一定是人已經死透了,不要再對屍體白白開槍。
白癡還是笨蛋,腦子長沒用的東西。
——無非就是這種話吧。
一般人都這樣想啊。
他又想到剛才的行為無疑是讓黑澤陣在港口Mafia中的風評變好,在坂口安吾那個榜單中排名又增添風采。
而他在下屬中更是可怖恐懼的形象。
但這。
事實上,這些太宰治毫不在意,就像秋風掃落葉一般。
無趣極了。
人生在世,偏偏事與願違,一直到港口大樓,太宰治認為會出現的話一句都沒有,黑澤陣找了一大圈,連一個值班護士都沒找到。
他怒氣可見。
平心而論,誰會總是無緣無故的照顧一個傻子生活起居,尤其那傻子一點不懂感恩,是個絲毫沒良心的小混蛋。
他又不是保姆。
但他能就這樣不管不問,任由東西南北,也不能。
因為港口現如今能叫來的和太宰治平級的人隻有他,黑澤陣不想在屬于自己的休息時間再接到港.黑的急救電話。
他後槽牙咬斷,與黑棕發色青年緩緩對視對視,那人迷茫萬千,下巴尖瘦,姣好的面容上是病态的蒼白,不時咳嗽兩聲。
好無辜,好病弱。
黑澤陣更生氣了。
這個麻煩的、令人厭煩的家夥。
他強忍着情緒沒把手中翻出來的藥換成上膛的槍,如果剛才沒阻止,青年剛剛離死亡似乎隻差一步。
他很不耐煩,藥随手一扔,被太宰治輕松接住。
“喝了。
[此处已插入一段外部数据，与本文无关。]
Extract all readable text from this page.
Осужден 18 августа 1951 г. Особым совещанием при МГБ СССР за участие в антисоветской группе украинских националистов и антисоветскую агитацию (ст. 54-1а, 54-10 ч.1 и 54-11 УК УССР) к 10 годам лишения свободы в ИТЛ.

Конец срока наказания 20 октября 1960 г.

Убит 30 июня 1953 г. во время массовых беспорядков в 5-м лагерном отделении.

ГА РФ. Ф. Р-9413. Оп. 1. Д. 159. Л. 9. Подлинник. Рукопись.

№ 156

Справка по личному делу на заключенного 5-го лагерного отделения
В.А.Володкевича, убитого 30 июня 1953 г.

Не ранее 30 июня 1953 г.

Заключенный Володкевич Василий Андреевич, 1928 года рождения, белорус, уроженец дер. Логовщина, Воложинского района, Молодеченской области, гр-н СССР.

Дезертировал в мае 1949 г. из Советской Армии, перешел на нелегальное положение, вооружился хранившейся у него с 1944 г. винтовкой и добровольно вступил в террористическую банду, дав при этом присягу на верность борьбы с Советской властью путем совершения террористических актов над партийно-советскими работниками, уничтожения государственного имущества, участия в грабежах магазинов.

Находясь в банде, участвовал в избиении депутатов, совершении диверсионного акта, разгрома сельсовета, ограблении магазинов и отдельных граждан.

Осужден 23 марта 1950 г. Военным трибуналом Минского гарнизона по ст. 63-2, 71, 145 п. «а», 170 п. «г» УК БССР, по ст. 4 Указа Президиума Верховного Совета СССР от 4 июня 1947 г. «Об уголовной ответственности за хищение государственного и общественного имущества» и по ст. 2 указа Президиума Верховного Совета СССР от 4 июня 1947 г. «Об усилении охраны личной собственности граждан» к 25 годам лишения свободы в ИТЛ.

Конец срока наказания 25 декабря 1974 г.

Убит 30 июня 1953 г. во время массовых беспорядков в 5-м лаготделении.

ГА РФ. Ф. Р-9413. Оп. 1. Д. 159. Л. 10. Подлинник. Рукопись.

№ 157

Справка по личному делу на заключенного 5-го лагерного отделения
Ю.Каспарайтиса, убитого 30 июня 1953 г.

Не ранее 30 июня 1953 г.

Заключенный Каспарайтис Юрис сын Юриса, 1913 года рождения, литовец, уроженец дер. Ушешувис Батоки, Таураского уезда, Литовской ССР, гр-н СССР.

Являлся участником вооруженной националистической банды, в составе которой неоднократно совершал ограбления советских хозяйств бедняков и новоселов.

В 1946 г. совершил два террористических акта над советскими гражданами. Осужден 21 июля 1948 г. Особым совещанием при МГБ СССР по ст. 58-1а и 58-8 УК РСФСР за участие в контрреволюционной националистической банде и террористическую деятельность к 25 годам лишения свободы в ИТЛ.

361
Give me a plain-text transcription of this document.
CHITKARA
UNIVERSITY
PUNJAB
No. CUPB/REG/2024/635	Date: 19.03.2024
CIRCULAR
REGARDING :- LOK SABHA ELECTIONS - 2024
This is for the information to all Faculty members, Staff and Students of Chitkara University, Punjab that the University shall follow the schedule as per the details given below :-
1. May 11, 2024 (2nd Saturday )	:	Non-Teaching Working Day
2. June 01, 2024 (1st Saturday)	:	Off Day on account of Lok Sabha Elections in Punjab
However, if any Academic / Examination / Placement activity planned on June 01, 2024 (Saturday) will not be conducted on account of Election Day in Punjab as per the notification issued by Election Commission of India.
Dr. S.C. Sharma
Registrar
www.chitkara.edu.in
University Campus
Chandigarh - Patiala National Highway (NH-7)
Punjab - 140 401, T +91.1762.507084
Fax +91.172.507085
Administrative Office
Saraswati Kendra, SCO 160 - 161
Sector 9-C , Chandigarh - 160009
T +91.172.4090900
”
港口醫務室藥物齊全,從外傷到内傷,從神經到心理,各類藥都被調好靜放在藥架上,且都加過倍數的劑量,能迅速達到藥效。
太宰治扭了扭手腕,剛剛被捏得緊疼,他無足輕重地問:“下毒了嗎。”
“下了。”
黑澤陣陰恻恻的回:“能毒死你。”
真嗆,指的不光是藥的味道。
太宰治聳聳肩,給自己找了個舒服的位置,藥蓋子一扭開,剛要喝。
手機被人重重拍在桌上,發出咚的一聲巨響。
他動作一滞,黑澤陣面帶怒火,看着更氣了。
“拿出來!”
片刻,太宰治不情不願地張開手心,裡面七八粒他剛路過從櫃子上順來的藥物,治感冒的、免疫類的、治軀體痙攣的……各式各樣,總之一起喝下去,絕對是要洗胃的程度。
他在黑澤陣盯着的目光中,把它們堆在一起,放到桌上。
他手擺了擺,示意身上一點多餘的東西都沒有。
“你好沒勁。”太宰治懶懶道,兌了一口溫水把藥喝下去。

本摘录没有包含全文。